'Spy' toys put data protection and child safety at risk

Come December 25, there will no doubt be many a new doll lying under a Christmas tree. Either one that walks, one that talks, or one that cries or laughs. So at 50 centimeters tall, a blonde-haired, blue-eyed doll - sporting a denim jacket and pink skirt no less - should seem quite harmless.

But according to EU and US consumer watchdogs, "My Friend Cayla" is just one doll among a group of toys that can reportedly "spy" on children and their homes, breaching a whole plethora of privacy and data protection laws in the process.

When connected to a special app via Bluetooth, children can ask the doll questions.
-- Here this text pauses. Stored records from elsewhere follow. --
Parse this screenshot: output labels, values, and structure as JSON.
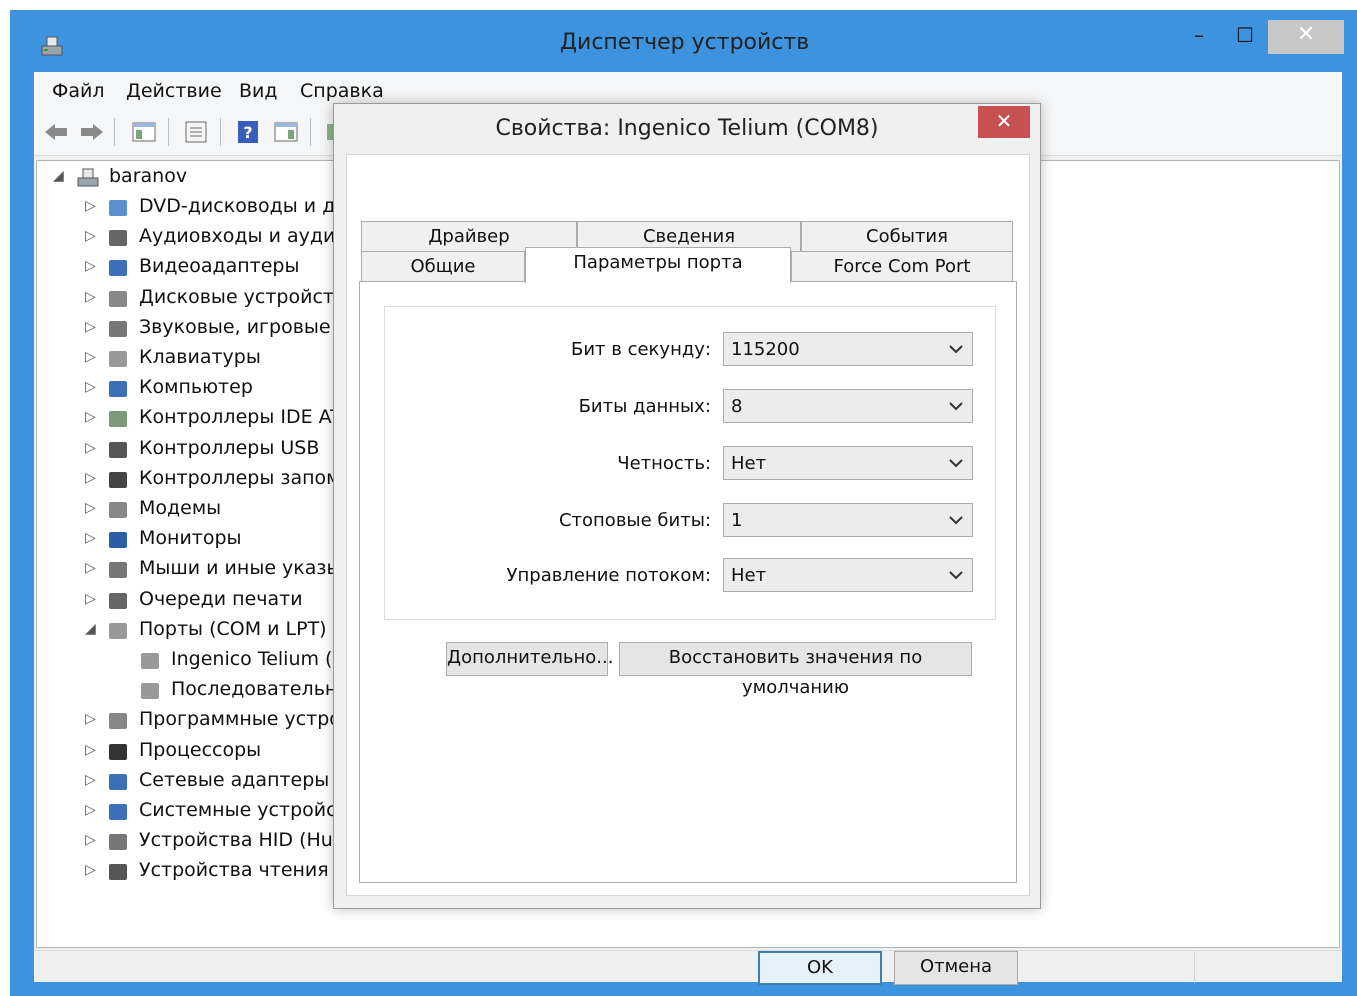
{
  "main": {
    "title": "Диспетчер устройств",
    "menu": [
      "Файл",
      "Действие",
      "Вид",
      "Справка"
    ],
    "tree": {
      "root": "baranov",
      "items": [
        {
          "label": "DVD-дисководы и ди",
          "arrow": "▷",
          "icon": "dvd-drive-icon",
          "indent": 1
        },
        {
          "label": "Аудиовходы и аудиоі",
          "arrow": "▷",
          "icon": "speaker-icon",
          "indent": 1
        },
        {
          "label": "Видеоадаптеры",
          "arrow": "▷",
          "icon": "display-adapter-icon",
          "indent": 1
        },
        {
          "label": "Дисковые устройств",
          "arrow": "▷",
          "icon": "disk-drive-icon",
          "indent": 1
        },
        {
          "label": "Звуковые, игровые и",
          "arrow": "▷",
          "icon": "sound-icon",
          "indent": 1
        },
        {
          "label": "Клавиатуры",
          "arrow": "▷",
          "icon": "keyboard-icon",
          "indent": 1
        },
        {
          "label": "Компьютер",
          "arrow": "▷",
          "icon": "computer-icon",
          "indent": 1
        },
        {
          "label": "Контроллеры IDE AT",
          "arrow": "▷",
          "icon": "ide-controller-icon",
          "indent": 1
        },
        {
          "label": "Контроллеры USB",
          "arrow": "▷",
          "icon": "usb-icon",
          "indent": 1
        },
        {
          "label": "Контроллеры запом",
          "arrow": "▷",
          "icon": "storage-controller-icon",
          "indent": 1
        },
        {
          "label": "Модемы",
          "arrow": "▷",
          "icon": "modem-icon",
          "indent": 1
        },
        {
          "label": "Мониторы",
          "arrow": "▷",
          "icon": "monitor-icon",
          "indent": 1
        },
        {
          "label": "Мыши и иные указы",
          "arrow": "▷",
          "icon": "mouse-icon",
          "indent": 1
        },
        {
          "label": "Очереди печати",
          "arrow": "▷",
          "icon": "printer-icon",
          "indent": 1
        },
        {
          "label": "Порты (COM и LPT)",
          "arrow": "◢",
          "icon": "port-icon",
          "indent": 1
        },
        {
          "label": "Ingenico Telium (",
          "arrow": "",
          "icon": "port-icon",
          "indent": 2
        },
        {
          "label": "Последовательны",
          "arrow": "",
          "icon": "port-icon",
          "indent": 2
        },
        {
          "label": "Программные устро",
          "arrow": "▷",
          "icon": "software-device-icon",
          "indent": 1
        },
        {
          "label": "Процессоры",
          "arrow": "▷",
          "icon": "processor-icon",
          "indent": 1
        },
        {
          "label": "Сетевые адаптеры",
          "arrow": "▷",
          "icon": "network-adapter-icon",
          "indent": 1
        },
        {
          "label": "Системные устройст",
          "arrow": "▷",
          "icon": "system-device-icon",
          "indent": 1
        },
        {
          "label": "Устройства HID (Hun",
          "arrow": "▷",
          "icon": "hid-icon",
          "indent": 1
        },
        {
          "label": "Устройства чтения сі",
          "arrow": "▷",
          "icon": "card-reader-icon",
          "indent": 1
        }
      ]
    }
  },
  "dialog": {
    "title": "Свойства: Ingenico Telium (COM8)",
    "tabs_row1": [
      "Драйвер",
      "Сведения",
      "События"
    ],
    "tabs_row2": [
      "Общие",
      "Параметры порта",
      "Force Com Port"
    ],
    "active_tab": "Параметры порта",
    "fields": [
      {
        "label": "Бит в секунду:",
        "value": "115200"
      },
      {
        "label": "Биты данных:",
        "value": "8"
      },
      {
        "label": "Четность:",
        "value": "Нет"
      },
      {
        "label": "Стоповые биты:",
        "value": "1"
      },
      {
        "label": "Управление потоком:",
        "value": "Нет"
      }
    ],
    "advanced_button": "Дополнительно...",
    "restore_button": "Восстановить значения по умолчанию",
    "ok_button": "OK",
    "cancel_button": "Отмена"
  },
  "colors": {
    "window_border": "#3d93de",
    "dialog_close": "#c75050",
    "default_button_border": "#3c7fb1"
  }
}
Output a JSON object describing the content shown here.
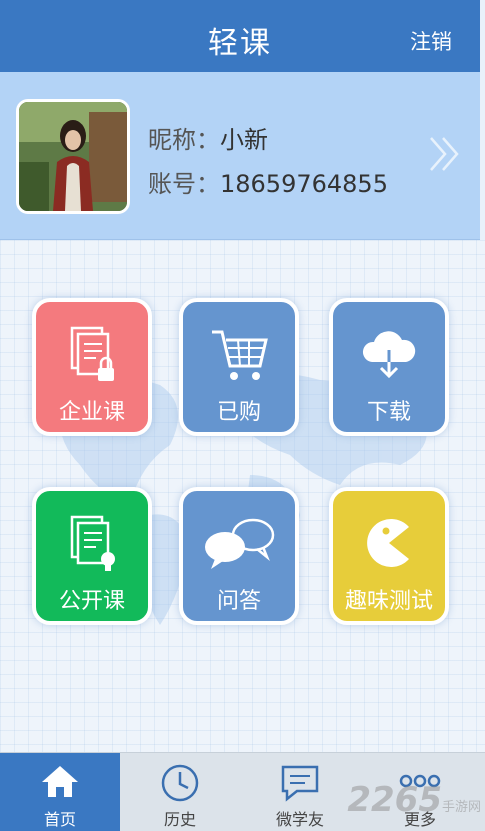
{
  "header": {
    "title": "轻课",
    "logout_label": "注销"
  },
  "profile": {
    "nickname_label": "昵称：",
    "nickname": "小新",
    "account_label": "账号：",
    "account": "18659764855"
  },
  "tiles": [
    {
      "label": "企业课",
      "icon": "document-lock-icon",
      "color": "#f47a7e"
    },
    {
      "label": "已购",
      "icon": "cart-icon",
      "color": "#6595cf"
    },
    {
      "label": "下载",
      "icon": "cloud-download-icon",
      "color": "#6595cf"
    },
    {
      "label": "公开课",
      "icon": "document-bulb-icon",
      "color": "#12ba5a"
    },
    {
      "label": "问答",
      "icon": "chat-bubbles-icon",
      "color": "#6595cf"
    },
    {
      "label": "趣味测试",
      "icon": "pacman-icon",
      "color": "#e7cd3a"
    }
  ],
  "nav": {
    "items": [
      {
        "label": "首页",
        "icon": "home-icon",
        "active": true
      },
      {
        "label": "历史",
        "icon": "clock-icon",
        "active": false
      },
      {
        "label": "微学友",
        "icon": "chat-icon",
        "active": false
      },
      {
        "label": "更多",
        "icon": "more-dots-icon",
        "active": false
      }
    ]
  },
  "watermark": {
    "brand": "2265",
    "site": "手游网"
  },
  "colors": {
    "header": "#3a78c2",
    "profile_bg": "#b3d3f6",
    "nav_bg": "#dce3ea",
    "nav_active": "#3a78c2"
  }
}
The speech is then converted into text and the app searches for a suitable answer on the internet, enabling the toy to respond.

But now the European Consumer Organization (BEUC) and US groups such the Electronic Privacy Information Center (EPIC) have filed complaints against manufacturers Mattel and Genesis Toys, targeting so-called "smart toys," including My Friend Cayla, the i-QUE Intelligent Robot and Hello Barbie.

"By purpose and design, these toys record and collect the private conversations of young children without any limitations on collection, use, or disclosure of this personal information," EPIC and other US watchdogs said in their complaint.

According to the Norwegian Consumer Council, which researched the smart toys, "anything the child tells the doll is transferred to the US -based company Nuance Communications, who specialize in speech recognition technology."

The Council also found that the toys subjected children to hidden marketing. Thanks to pre-programmed phrases, smart doll "Cayla" is particularly fond of telling her new playmate how much she loves Disney films. It therefore comes as little coincidence that the app-provider for the doll also has a commercial relationship with Disney.

Potential for misuse

Data protection expert at Intersoft Consulting, Dr. Nils Christian Haag, told DW that the potential for the misuse of these toys is huge.

"As toys develop and use more technology, it's important that more time is also put into safeguarding these products," Haag said.

"There must at least be clearer information with these products about which data will be passed on, where it will be sent and what it could be used for," he added, referring to the complicated and lengthy terms and conditions accompanying toys such as "Cayla."

Haag reiterated, however, that when using Bluetooth on any device, the potential is always there for hackers to connect.

"The recommendation for smartphones is to turn off your Bluetooth function whenever you don't need it," Haag said.

The company "Vivid," which sells "Cayla" and "i-QUE" in Germany, did not immediately respond to DW's request to comment on the toy's current safety protocol. The company's website states, however, that there are four safety levels "to enable children to play safely."

Invasion of child privacy

According to the BEUC, data protection isn't the only thing at risk when using "smart toys."

Citing the study commissioned by the Norwegian Consumer Council, the BEUC said: "With simple steps, anyone can take control of the toys through a mobile phone. This makes it possible to talk and listen through the toy without having physical access to the toy."

Luise Schmidt, head of culture and media at the German Aid Organization for Children (Deutsche Kinderhilfswerk), told DW that the "smart toys" leave a huge gap in child safety.

"You don't have to be an expert to be able to connect to something via Bluetooth," Schmidt said, adding that the ease leaves the door open to cyber grooming or bullying.

These smart toys also present a violation of privacy, Schmidt said. According to Article 16 of the UN Convention of the Rights of the Child, every minor has the right to privacy. However, with some of the "smart toys," parents can access the app and listen back to what their child has been saying or asking.

"Children often confide in their toys and dolls," Schmidt said. "They tell them things that they might not necessarily want to tell their parents.

"So being able to listen back to their conversations is a clear violation of a child's right to privacy," she added.

Toys 'unfit for the market'

Added to the list of problems, is the long-term purpose of the saved voice recordings, which also remains unclear. Schmidt warned, however, that the data risks being used in future to create an entire profile.

"Everything is connected," she said. "Recordings from the dolls, IP addresses, photos uploaded online by parents - everything could be gathered into one folder," Schmidt warned. "Whether the child - when they're older - likes it or not."

Instead of turning to "Cayla" for life's answers, Schmidt encouraged parents to always accompany their children when surfing the internet.

"These toys just shouldn't be on the market," she said.